Posted: Mon Jun 27, 2022 12:40 pm
by RTH10260

Re: Water Troubles

Posted: Mon Jun 27, 2022 1:30 pm
by AndyinPA
Awesome! Watched it last night.

Re: Water Troubles

Posted: Mon Jun 27, 2022 10:57 pm
by Maybenaut
More locally…

Two of our grandkids are visiting (12 and 15). The 12-yo called me on the phone from upstairs at 11:30 last night: “Grandma, I hope I didn’t wake you, but I was in the middle of my shower and the water stopped running and I still have shampoo in my hair.”

The only thing I knew how to check was the breaker for the well pump and it was not tripped. I woke up my husband and he checked what he could but couldn’t find the problem - it was either the capacitor or the well pump, and he’d need to call the well guy. Meanwhile I gave my granddaughter some bottled water so she could rinse the soap from her hair. I offered to heat it on the stove but she said it was OK at room temperature (then regretted that - she said it was cold).

We have sources at the cabin for both potable and non-potable water in case of emergencies, so we put that plan into action.

For non-potable we have a 300-gallon tank that we keep mainly for flushing in the event the potable tank runs low and we can’t get it filled.

For potable, the cabin has a 2,000 gallon underground cistern for normal household use (last I checked there was still about 1200 gallons).

We filled four containers with 32 total gallons of non-potable water and brought that up for flushing. We brought 4 5-gallon bottles of potable water plus the water cooler up from the cabin, so we were set at least for a few days. If we needed showers we would go to the cabin, or heat up potable water here and pour it over ourselves to wash up.

Anyhoo. Turns out it was the capacitor: a $300 fix with parts and labor; took about 20 minutes. But it was a good exercise for what to do during a power outage. The well guy told us not to run the well pump from the generator in the event of a long-term power outage (he said most generators can’t get the pump running fast enough and will eventually burn out the motor). So we’ll continue to store flushing water here and refill the toilet tanks manually if we have a power failure. We also have a 12-volt sure-flo pump that works on a battery pack we can use to pump potable water out of the cistern to keep our 5-gallon potable water bottles full (we didn’t have to use that this time because the pump at the cabin was working).

I actually love this kind of stuff - having a plan for when things go wrong and having the plan actually work. I’m not a prepper by any means, but we live in BFE and we’re prone to power failures. It’s good to know we don’t have to go rent a hotel room.

Re: Water Troubles

Posted: Mon Jun 27, 2022 11:26 pm
by Dave from down under
Our house is tank (mains electricity to pump), else siphon ;)
or creek to tank (mains electricity to pump or petrol fire pump), else buckets ;)

last option - run a set of garden hoses ~200m to the last house on town water ;)

Re: Water Troubles

Posted: Tue Jun 28, 2022 2:13 am
by Volkonski

Re: Water Troubles

Posted: Wed Jun 29, 2022 3:15 pm
by Jim
The Weather Network A glass of ocean water: Quebec company wins award for desalination technology
The company is quickly gaining international recognition for their technologies that purify ocean water solely powered by the motion of ocean waves. The desalination systems are placed on buoys that are anchored 200 metres to three kilometres from the shoreline, a distance that was chosen based on wave height and sightline away from the coast.
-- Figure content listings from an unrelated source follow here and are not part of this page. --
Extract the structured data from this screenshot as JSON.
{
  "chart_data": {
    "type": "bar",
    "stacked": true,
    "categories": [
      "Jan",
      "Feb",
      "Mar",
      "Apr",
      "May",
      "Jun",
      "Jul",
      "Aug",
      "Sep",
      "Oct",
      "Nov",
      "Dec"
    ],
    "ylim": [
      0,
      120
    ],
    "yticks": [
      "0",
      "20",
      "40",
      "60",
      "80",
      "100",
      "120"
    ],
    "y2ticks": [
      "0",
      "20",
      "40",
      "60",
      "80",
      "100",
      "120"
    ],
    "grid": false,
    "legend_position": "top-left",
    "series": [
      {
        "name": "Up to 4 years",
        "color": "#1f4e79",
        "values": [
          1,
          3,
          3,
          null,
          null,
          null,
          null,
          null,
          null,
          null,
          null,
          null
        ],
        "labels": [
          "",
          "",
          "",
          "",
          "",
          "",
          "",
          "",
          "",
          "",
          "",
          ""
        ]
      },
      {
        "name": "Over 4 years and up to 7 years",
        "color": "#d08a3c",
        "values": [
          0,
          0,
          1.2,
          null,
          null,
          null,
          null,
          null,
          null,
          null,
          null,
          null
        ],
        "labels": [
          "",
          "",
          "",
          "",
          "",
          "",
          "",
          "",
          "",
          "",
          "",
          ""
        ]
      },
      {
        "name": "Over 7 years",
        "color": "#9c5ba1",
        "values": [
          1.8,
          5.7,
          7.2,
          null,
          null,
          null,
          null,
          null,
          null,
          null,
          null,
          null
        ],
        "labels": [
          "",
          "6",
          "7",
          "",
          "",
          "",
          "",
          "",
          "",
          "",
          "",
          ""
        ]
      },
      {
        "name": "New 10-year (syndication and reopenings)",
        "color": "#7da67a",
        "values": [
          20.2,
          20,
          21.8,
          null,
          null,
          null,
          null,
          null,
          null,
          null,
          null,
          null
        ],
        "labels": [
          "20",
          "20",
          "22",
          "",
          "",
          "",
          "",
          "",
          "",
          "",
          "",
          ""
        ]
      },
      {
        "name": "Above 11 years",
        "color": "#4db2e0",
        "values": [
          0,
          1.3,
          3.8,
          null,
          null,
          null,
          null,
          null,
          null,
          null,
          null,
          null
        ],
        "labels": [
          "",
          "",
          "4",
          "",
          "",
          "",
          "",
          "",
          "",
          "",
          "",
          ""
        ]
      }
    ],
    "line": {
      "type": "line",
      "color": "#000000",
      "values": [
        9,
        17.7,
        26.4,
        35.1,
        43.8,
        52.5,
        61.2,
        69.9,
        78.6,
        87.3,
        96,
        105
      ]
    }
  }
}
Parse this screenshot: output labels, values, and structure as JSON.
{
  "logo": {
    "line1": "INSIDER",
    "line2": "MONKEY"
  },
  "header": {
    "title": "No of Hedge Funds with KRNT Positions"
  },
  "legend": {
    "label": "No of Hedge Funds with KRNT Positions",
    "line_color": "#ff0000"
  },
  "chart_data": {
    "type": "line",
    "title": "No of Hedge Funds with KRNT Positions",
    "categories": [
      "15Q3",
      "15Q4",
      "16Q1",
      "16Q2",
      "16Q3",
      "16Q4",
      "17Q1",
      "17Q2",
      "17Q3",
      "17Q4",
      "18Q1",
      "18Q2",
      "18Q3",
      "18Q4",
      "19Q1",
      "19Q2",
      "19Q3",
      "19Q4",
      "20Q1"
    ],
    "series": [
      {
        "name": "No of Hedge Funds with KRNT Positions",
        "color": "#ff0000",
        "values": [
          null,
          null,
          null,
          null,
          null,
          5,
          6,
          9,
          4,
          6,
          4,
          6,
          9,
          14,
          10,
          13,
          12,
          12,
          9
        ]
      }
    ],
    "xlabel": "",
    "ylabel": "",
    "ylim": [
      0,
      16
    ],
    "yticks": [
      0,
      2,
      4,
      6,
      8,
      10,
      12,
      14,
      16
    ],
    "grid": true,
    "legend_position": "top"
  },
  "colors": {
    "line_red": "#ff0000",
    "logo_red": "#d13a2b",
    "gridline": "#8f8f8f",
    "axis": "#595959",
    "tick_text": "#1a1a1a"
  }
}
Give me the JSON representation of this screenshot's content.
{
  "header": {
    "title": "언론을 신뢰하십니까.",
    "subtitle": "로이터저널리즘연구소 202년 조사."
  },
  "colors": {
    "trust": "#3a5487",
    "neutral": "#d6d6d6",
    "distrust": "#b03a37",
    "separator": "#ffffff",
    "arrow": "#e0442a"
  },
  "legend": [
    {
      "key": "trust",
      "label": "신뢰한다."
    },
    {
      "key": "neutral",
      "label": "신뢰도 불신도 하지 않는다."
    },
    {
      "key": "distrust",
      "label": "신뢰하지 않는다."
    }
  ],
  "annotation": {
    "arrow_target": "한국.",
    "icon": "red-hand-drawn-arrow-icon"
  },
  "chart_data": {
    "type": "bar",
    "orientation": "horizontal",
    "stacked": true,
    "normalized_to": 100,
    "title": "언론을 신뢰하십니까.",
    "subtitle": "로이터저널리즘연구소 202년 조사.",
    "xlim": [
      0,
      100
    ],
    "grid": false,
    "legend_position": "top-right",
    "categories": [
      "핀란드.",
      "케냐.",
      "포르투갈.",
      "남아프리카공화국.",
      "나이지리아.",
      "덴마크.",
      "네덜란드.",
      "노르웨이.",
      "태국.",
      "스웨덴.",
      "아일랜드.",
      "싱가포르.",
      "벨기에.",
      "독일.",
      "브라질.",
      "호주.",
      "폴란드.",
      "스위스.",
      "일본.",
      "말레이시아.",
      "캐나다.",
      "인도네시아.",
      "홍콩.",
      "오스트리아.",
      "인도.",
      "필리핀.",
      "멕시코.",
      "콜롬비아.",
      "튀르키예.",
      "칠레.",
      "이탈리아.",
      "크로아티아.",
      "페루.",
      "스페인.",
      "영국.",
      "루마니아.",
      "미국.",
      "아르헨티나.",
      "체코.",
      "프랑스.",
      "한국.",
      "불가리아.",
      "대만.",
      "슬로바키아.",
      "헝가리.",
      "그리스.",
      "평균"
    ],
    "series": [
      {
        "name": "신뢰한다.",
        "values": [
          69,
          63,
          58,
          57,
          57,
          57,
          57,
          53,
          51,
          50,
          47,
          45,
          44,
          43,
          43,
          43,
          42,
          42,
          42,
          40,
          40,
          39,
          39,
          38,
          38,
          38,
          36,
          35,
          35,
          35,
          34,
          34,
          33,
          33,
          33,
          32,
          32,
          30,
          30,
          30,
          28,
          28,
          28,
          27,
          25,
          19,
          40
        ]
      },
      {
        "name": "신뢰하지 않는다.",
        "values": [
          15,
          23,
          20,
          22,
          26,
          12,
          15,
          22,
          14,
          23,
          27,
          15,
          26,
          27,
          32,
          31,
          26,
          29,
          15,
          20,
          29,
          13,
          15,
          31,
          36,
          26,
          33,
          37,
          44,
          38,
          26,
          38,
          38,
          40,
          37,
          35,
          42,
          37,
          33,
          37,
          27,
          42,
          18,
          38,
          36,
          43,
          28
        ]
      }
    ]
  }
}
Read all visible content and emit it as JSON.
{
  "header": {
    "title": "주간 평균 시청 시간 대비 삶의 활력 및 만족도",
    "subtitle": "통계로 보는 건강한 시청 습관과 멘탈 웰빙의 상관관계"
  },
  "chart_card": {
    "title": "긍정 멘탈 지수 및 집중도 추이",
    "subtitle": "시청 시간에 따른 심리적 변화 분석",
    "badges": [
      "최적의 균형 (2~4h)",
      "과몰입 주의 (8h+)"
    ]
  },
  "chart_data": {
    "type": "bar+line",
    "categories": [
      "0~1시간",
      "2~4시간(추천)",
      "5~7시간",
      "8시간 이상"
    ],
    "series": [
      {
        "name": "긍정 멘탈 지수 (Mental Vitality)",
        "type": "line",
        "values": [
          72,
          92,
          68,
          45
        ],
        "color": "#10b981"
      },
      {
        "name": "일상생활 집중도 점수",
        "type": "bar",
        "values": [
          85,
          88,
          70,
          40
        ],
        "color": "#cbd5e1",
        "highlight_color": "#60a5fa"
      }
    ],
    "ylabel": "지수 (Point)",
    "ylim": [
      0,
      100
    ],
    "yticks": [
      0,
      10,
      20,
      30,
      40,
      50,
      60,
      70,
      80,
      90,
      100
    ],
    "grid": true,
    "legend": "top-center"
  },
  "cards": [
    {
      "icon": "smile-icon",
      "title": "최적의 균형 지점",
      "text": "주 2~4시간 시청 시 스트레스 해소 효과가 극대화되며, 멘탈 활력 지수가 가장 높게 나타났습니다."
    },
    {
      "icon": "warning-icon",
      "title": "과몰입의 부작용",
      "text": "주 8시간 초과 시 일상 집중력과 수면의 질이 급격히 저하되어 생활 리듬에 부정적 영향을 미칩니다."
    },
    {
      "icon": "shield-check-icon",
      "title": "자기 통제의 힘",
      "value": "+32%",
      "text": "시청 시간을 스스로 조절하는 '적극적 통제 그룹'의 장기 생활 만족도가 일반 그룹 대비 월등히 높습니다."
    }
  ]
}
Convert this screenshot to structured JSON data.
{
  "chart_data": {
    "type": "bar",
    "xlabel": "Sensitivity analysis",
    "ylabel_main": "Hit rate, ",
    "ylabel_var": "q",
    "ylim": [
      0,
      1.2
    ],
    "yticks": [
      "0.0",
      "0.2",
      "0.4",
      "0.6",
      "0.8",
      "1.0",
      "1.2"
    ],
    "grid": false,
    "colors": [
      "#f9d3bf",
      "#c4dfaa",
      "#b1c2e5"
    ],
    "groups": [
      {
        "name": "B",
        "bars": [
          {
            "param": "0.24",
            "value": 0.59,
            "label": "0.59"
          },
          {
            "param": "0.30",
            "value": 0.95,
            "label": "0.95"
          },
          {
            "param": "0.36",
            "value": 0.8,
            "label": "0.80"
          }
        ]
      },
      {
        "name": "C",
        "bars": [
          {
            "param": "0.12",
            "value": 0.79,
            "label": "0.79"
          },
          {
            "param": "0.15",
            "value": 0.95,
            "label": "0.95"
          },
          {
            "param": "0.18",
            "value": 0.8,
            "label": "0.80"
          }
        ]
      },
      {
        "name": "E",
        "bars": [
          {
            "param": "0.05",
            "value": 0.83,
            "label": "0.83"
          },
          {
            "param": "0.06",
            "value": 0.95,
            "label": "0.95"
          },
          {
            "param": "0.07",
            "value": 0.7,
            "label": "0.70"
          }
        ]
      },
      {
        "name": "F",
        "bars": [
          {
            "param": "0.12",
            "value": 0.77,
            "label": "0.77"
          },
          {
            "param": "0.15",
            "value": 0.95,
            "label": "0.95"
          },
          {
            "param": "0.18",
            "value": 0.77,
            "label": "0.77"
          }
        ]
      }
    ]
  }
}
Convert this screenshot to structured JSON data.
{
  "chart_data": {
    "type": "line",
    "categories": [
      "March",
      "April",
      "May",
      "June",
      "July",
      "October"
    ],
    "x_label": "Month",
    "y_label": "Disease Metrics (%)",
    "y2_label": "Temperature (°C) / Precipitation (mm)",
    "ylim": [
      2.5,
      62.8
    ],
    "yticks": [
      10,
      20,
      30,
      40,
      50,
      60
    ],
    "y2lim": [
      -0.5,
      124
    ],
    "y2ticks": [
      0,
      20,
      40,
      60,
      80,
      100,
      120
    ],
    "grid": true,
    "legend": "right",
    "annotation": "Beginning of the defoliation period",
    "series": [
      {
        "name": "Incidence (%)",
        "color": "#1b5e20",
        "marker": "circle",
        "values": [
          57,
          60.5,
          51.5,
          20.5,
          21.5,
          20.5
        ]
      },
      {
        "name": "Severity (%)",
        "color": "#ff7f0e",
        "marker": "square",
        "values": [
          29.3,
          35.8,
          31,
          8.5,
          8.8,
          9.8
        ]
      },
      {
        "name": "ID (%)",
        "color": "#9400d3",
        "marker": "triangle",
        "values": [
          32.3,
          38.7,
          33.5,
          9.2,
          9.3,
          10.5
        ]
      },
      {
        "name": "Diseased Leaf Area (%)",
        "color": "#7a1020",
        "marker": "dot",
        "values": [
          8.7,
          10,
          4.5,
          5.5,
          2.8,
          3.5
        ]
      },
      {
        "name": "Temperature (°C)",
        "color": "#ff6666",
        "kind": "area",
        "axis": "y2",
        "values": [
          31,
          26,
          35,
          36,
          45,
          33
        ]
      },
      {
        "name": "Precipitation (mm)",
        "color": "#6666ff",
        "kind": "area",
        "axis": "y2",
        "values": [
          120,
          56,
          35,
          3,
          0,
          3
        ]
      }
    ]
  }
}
A ‘pumping’ action occurs when the buoys rise and fall with the waves, which compresses the seawater and squeezes it through a reverse osmosis membrane. This results in concentrated saltwater being released back into the ocean and clean drinking water being sent to the coastline through an underwater pipeline that is connected to the buoy.

The smallest desalination system consisting of five buoys can produce 50,000 litres per day and larger systems of 100 buoys can produce one million litres per day.